For Weerasethakul, this issue is no longer simply aesthetic: after the 2014 military coup, it’s one of political urgency. Pointing out that “the army has its own fortune teller”, he sounds less than happy at the state of affairs: “The country is run by superstition.” Weerasethakul is in a relatively fortunate position, in that his arcane films are not exactly populist and don’t depend on the mainstream Thai film industry for funding, but he has become cast as a significant voice of dissent in a difficult time. “For the record,” he says, “Cemetery is not censored: I refuse to submit it to the censor board. It’s not that they ban it, but the fact they ban other things.”

But in retrospect, the heavy presence of soldiers and the military in his films suggests a presentiment that turned out to be correct. Cemetery of Splendour, if nothing else, is a pointed analysis of the wounds the Thai military have inflicted on the country over the decades. “I like to show uniforms anyway, but in the course of the last 10 years the role of the army has got more and more difficult. I have shifted from symbolic uses to do with power, like being a sexual predator, to more reflect the political involvement they have had for a long time.” The mid-1960s communist insurgency, supported by Maoist China and leading to significant conflict in the north-east of the country, is the subject of Weerasethakul’s touring installation project Primitive, which grew directly out of his research for Uncle Boonmee (which is set in the same region).

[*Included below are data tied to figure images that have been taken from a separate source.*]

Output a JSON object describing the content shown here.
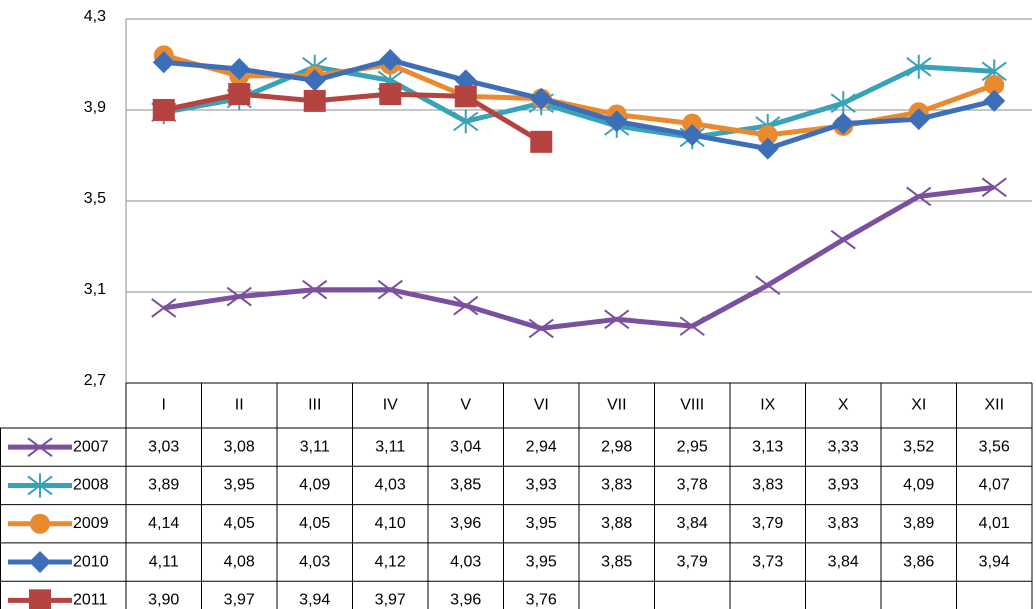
{
  "chart_data": {
    "type": "line",
    "categories": [
      "I",
      "II",
      "III",
      "IV",
      "V",
      "VI",
      "VII",
      "VIII",
      "IX",
      "X",
      "XI",
      "XII"
    ],
    "ylim": [
      2.7,
      4.3
    ],
    "yticks": [
      {
        "value": 2.7,
        "label": "2,7"
      },
      {
        "value": 3.1,
        "label": "3,1"
      },
      {
        "value": 3.5,
        "label": "3,5"
      },
      {
        "value": 3.9,
        "label": "3,9"
      },
      {
        "value": 4.3,
        "label": "4,3"
      }
    ],
    "grid": true,
    "series": [
      {
        "name": "2007",
        "color": "#7b509f",
        "marker": "x",
        "values": [
          3.03,
          3.08,
          3.11,
          3.11,
          3.04,
          2.94,
          2.98,
          2.95,
          3.13,
          3.33,
          3.52,
          3.56
        ],
        "value_labels": [
          "3,03",
          "3,08",
          "3,11",
          "3,11",
          "3,04",
          "2,94",
          "2,98",
          "2,95",
          "3,13",
          "3,33",
          "3,52",
          "3,56"
        ]
      },
      {
        "name": "2008",
        "color": "#3aa2b8",
        "marker": "star",
        "values": [
          3.89,
          3.95,
          4.09,
          4.03,
          3.85,
          3.93,
          3.83,
          3.78,
          3.83,
          3.93,
          4.09,
          4.07
        ],
        "value_labels": [
          "3,89",
          "3,95",
          "4,09",
          "4,03",
          "3,85",
          "3,93",
          "3,83",
          "3,78",
          "3,83",
          "3,93",
          "4,09",
          "4,07"
        ]
      },
      {
        "name": "2009",
        "color": "#ea8a30",
        "marker": "circle",
        "values": [
          4.14,
          4.05,
          4.05,
          4.1,
          3.96,
          3.95,
          3.88,
          3.84,
          3.79,
          3.83,
          3.89,
          4.01
        ],
        "value_labels": [
          "4,14",
          "4,05",
          "4,05",
          "4,10",
          "3,96",
          "3,95",
          "3,88",
          "3,84",
          "3,79",
          "3,83",
          "3,89",
          "4,01"
        ]
      },
      {
        "name": "2010",
        "color": "#3d6fb8",
        "marker": "diamond",
        "values": [
          4.11,
          4.08,
          4.03,
          4.12,
          4.03,
          3.95,
          3.85,
          3.79,
          3.73,
          3.84,
          3.86,
          3.94
        ],
        "value_labels": [
          "4,11",
          "4,08",
          "4,03",
          "4,12",
          "4,03",
          "3,95",
          "3,85",
          "3,79",
          "3,73",
          "3,84",
          "3,86",
          "3,94"
        ]
      },
      {
        "name": "2011",
        "color": "#b5433f",
        "marker": "square",
        "values": [
          3.9,
          3.97,
          3.94,
          3.97,
          3.96,
          3.76,
          null,
          null,
          null,
          null,
          null,
          null
        ],
        "value_labels": [
          "3,90",
          "3,97",
          "3,94",
          "3,97",
          "3,96",
          "3,76",
          null,
          null,
          null,
          null,
          null,
          null
        ]
      }
    ]
  }
}
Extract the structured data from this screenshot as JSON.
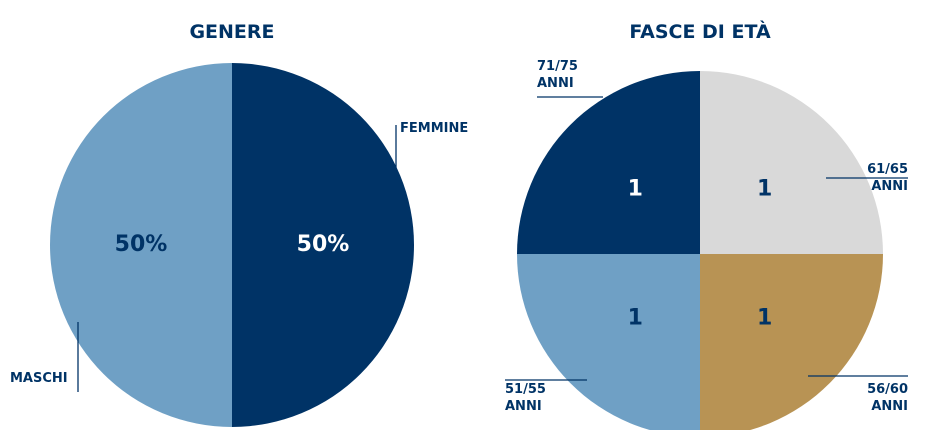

But, he says, there’s nothing like dealing with Thai bureaucracy for keeping your feet on the ground. “When I go to get a driving licence or to report something missing to the police, they want to write down my profession. I say, ‘I am a film-maker’; and they say, ‘What?’ Then they write: ‘Freelance.’”
“In Thailand, being an artist or a film-maker is not considered a career.” Oh well, give the boy time. You never know, he just might get somewhere.
- Cemetery of Splendour is released in UK cinemas on 17 June, and the installation Primitive opens at Tate Modern, London, on the same date. Mysterious Object at Noon is released on DVD and Blu-Ray on 25 April.